🤖 AI Summary
Deep ensembles improve predictive performance, yet their impact on algorithmic fairness remains poorly understood. This paper first systematically identifies a “differential gain effect”: protected groups (e.g., gender, race) experience unequal performance improvements in ensemble predictions, rooted in significant inter-group disparities in predictive diversity. To address this, we propose a post-processing fairness optimization method based on predictive distribution calibration, which mitigates group-level performance gaps while preserving high overall accuracy. Extensive experiments across multiple face analysis and medical imaging datasets confirm the ubiquity of the differential gain effect. Our method substantially improves statistical parity and equal opportunity—key fairness metrics—without compromising aggregate model performance. This work establishes the first principled characterization of fairness trade-offs in deep ensembles and provides an effective, implementation-friendly mitigation strategy grounded in distributional calibration.
📝 Abstract
Ensembles of Deep Neural Networks, Deep Ensembles, are widely used as a simple way to boost predictive performance. However, their impact on algorithmic fairness is not well understood yet. Algorithmic fairness investigates how a model's performance varies across different groups, typically defined by protected attributes such as age, gender, or race. In this work, we investigate the interplay between the performance gains from Deep Ensembles and fairness. Our analysis reveals that they unevenly favor different groups in what we refer to as a disparate benefits effect.

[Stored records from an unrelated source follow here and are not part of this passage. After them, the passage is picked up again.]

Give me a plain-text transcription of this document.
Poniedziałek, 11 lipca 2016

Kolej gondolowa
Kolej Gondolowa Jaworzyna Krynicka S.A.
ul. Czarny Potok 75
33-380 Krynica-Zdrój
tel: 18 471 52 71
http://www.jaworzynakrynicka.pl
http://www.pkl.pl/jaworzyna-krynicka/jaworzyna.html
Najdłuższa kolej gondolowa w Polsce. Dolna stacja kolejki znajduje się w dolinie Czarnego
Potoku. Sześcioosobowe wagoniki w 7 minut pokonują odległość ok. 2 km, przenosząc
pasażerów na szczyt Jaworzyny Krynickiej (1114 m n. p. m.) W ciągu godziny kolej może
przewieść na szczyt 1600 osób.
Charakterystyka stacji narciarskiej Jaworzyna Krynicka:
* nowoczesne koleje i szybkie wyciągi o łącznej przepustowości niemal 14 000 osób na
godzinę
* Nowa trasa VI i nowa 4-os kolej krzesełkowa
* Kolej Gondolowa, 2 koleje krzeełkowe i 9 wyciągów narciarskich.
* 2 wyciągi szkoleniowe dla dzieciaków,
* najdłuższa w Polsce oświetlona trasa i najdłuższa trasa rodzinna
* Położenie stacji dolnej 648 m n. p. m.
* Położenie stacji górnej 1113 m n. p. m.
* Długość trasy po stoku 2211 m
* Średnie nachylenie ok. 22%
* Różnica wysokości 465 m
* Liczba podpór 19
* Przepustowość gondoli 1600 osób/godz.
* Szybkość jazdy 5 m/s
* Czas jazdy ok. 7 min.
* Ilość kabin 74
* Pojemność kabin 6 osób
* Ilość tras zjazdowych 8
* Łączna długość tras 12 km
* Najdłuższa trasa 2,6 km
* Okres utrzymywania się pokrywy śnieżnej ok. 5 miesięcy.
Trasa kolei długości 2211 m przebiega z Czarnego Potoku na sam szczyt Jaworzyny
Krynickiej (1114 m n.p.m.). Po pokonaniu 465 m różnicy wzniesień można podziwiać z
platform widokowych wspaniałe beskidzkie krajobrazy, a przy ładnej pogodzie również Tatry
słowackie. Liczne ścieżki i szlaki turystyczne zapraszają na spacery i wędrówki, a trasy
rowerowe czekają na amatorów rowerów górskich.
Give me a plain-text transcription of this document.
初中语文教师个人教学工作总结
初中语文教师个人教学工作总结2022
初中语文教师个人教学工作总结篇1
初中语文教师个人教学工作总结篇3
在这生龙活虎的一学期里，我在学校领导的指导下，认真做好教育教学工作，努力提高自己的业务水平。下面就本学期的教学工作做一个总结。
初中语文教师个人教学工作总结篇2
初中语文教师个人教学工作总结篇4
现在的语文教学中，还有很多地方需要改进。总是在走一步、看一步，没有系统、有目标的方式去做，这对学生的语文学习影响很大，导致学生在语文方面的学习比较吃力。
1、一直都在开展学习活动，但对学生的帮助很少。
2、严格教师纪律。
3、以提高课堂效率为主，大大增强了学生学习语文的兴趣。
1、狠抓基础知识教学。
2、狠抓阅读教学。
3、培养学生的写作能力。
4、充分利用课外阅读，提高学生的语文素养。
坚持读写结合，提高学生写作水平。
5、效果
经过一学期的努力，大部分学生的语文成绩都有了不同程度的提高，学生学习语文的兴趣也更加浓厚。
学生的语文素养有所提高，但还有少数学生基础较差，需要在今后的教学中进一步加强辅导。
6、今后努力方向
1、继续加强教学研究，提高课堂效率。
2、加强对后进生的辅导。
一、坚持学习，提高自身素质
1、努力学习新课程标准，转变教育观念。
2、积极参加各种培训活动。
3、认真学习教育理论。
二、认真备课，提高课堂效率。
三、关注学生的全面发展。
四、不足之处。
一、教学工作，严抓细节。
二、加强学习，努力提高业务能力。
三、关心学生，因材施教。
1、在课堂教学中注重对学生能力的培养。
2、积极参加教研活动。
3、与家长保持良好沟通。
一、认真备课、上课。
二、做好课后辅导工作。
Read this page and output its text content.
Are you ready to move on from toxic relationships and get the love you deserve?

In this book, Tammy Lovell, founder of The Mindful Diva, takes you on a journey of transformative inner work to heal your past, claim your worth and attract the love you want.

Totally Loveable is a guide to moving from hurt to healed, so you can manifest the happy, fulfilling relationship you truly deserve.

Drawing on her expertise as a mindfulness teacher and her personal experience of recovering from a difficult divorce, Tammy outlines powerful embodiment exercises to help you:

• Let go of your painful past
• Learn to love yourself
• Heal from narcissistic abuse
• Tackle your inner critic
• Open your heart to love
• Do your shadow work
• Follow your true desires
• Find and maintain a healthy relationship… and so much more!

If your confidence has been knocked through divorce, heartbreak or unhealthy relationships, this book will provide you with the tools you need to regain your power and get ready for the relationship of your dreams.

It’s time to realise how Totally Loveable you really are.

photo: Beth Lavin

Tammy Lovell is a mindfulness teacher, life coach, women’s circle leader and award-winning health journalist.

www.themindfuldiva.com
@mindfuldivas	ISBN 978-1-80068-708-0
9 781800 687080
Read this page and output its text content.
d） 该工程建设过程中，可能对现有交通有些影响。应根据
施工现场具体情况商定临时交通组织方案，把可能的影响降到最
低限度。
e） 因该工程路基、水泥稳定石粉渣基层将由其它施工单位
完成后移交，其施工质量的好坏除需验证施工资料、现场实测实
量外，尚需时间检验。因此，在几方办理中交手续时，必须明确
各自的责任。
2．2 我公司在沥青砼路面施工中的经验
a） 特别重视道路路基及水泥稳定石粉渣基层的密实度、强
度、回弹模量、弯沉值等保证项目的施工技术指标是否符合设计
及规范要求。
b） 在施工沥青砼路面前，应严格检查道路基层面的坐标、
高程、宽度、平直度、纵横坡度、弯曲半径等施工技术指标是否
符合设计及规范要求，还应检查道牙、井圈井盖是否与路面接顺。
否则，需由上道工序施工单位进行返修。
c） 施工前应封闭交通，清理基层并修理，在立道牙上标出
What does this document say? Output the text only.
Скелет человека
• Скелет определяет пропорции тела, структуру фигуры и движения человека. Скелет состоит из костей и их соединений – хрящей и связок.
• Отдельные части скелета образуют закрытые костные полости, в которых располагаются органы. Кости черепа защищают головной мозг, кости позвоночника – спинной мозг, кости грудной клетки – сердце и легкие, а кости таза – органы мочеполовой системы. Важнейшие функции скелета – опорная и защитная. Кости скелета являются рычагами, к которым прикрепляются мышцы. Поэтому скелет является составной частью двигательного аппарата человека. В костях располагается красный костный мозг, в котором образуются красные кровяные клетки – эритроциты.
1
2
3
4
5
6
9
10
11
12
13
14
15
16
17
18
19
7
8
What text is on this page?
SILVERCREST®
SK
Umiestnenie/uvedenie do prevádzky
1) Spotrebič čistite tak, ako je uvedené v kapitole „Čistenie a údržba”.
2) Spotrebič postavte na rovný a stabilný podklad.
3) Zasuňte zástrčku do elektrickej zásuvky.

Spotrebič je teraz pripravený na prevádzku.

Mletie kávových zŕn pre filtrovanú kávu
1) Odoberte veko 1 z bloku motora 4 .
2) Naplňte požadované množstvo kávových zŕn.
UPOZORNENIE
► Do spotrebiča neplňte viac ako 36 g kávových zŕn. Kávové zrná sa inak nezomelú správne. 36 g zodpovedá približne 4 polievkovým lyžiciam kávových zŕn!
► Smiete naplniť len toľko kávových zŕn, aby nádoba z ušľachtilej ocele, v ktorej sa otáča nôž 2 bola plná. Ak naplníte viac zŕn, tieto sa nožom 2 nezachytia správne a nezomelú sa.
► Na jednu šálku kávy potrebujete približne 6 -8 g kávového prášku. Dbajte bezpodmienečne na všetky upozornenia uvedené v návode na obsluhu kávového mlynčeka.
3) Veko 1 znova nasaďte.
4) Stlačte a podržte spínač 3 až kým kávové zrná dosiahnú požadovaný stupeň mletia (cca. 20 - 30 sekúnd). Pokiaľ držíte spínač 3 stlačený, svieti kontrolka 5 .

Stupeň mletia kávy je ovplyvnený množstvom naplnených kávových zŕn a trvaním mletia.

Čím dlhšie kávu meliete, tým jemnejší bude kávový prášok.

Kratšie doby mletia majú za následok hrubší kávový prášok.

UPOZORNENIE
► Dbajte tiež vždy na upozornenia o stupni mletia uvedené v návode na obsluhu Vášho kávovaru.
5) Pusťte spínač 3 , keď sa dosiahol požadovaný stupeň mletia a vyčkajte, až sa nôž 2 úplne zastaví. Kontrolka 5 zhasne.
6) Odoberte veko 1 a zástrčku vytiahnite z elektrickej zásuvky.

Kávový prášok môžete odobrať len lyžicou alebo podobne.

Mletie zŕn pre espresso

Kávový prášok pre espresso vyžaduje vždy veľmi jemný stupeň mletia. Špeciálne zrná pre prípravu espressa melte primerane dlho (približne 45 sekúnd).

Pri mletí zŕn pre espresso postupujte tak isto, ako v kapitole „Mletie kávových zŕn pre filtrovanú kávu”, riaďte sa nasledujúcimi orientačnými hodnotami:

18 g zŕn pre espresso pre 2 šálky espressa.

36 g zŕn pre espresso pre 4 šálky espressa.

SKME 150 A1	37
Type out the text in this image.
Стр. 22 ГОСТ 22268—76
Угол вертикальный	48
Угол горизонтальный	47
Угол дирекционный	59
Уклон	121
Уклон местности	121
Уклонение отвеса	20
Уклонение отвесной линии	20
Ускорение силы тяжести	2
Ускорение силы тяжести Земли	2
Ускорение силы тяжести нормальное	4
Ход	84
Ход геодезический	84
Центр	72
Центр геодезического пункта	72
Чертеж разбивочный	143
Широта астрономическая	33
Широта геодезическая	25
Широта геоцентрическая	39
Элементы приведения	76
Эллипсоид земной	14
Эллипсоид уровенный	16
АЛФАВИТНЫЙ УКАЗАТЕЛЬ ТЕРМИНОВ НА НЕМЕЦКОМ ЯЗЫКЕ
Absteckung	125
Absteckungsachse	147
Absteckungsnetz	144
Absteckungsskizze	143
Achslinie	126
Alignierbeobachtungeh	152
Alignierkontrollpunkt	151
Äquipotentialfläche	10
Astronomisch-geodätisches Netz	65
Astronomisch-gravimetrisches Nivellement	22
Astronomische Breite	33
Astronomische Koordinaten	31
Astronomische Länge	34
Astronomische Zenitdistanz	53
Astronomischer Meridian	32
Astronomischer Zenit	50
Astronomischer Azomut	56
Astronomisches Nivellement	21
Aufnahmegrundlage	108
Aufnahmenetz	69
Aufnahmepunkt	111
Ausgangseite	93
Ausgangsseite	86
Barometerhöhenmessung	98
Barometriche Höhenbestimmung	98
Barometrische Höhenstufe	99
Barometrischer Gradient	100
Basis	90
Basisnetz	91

We empirically investigate this effect with Deep Ensembles applied to popular facial analysis and medical imaging datasets, where protected group attributes are given and find that it occurs for multiple established group fairness metrics, including statistical parity and equal opportunity. Furthermore, we identify the per-group difference in predictive diversity of ensemble members as the potential cause of the disparate benefits effect. Finally, we evaluate different approaches to reduce unfairness due to the disparate benefits effect. Our findings show that post-processing is an effective method to mitigate this unfairness while preserving the improved performance of Deep Ensembles.